Primegrid does seem closest to the "scientific computing" category, and a good fit for these kind of CPUs. I'm not familiar with the actual algorithm, but if people are using specifically the A100, V100, etc., then it sounds like it uses a lot of FP64 compute, which is in line with many other scientific workloads, as well as a good amount of CAD, iirc.
Yes, the Zen 4, and those cards, along with the Titan V (what I use), and EPYC Rome and Milan are currently the leaders in hardware for these. The Broadwell Xeons were good based on the L3 cache size, but Zen 4 is taking over, and The X3d chips are going to totally take over.
So if you want any benchmarks on any of these, please post in the DC forum, as most of us do not post here (except me)
Edit: And I should add, if you think I have a lot of hardware, these guys dwarf me. A100 and V100's galore, not to mention Zeon, EPYC, etc farms that make me look like a pauper.

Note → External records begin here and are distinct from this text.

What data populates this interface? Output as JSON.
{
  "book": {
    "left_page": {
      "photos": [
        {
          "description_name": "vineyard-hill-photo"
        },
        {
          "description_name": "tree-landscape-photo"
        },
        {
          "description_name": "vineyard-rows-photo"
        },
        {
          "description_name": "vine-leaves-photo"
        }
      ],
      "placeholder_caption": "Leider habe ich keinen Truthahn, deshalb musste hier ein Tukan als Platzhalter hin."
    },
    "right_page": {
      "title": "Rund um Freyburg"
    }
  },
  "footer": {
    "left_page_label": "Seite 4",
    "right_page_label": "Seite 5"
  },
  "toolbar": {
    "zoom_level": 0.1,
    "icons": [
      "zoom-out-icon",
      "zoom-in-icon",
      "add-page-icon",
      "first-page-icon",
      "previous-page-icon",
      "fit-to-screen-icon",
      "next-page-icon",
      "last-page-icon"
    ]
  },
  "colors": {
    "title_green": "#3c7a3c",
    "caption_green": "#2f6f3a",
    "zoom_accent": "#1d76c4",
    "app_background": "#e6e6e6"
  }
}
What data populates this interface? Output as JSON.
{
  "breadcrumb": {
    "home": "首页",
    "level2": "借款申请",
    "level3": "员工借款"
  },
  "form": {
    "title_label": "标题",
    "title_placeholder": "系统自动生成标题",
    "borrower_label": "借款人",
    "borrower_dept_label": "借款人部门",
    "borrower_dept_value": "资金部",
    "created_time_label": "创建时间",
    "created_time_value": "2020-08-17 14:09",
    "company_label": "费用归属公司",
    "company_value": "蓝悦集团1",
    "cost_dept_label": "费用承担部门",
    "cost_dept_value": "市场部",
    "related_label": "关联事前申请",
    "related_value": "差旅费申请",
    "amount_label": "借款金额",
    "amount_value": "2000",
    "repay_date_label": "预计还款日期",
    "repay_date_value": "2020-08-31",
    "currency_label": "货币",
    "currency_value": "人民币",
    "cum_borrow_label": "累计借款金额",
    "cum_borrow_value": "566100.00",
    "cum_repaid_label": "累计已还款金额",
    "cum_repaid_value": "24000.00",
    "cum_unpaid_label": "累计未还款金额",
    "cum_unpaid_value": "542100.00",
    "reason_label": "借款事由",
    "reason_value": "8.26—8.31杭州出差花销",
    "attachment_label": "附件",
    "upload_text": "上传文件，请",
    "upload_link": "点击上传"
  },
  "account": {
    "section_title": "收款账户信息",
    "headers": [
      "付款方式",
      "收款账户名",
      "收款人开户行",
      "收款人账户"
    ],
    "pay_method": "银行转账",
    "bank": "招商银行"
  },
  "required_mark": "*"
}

Here is part of a post by one of our newest members: (
Letin Noxe)
I use Dual 2680v2 (AVX), Dual E5-2640v4 (AVX2), Dual 6154 Gold (AVX-512), Dual 5218R (AVX-512 x2/core) servers, EPYC Rome 7H12 (AVX2) for (geo)physics computations. Some Xeon Phi (RIP), Titan, Titan V, V100, ... too. Used to dive into iDRAC and the pizza box. But never allowed to try DC, that's too bad. Thank you for sharing your experience. Indeed, it seems that datacenters decommissioned servers become available in numbers and quite affordable (now Broadwell, Haswell with AVX2) (No more official support, so many second-hands and spare parts). These servers are nice pets, a bit noisy though ! But they don't bark and byte.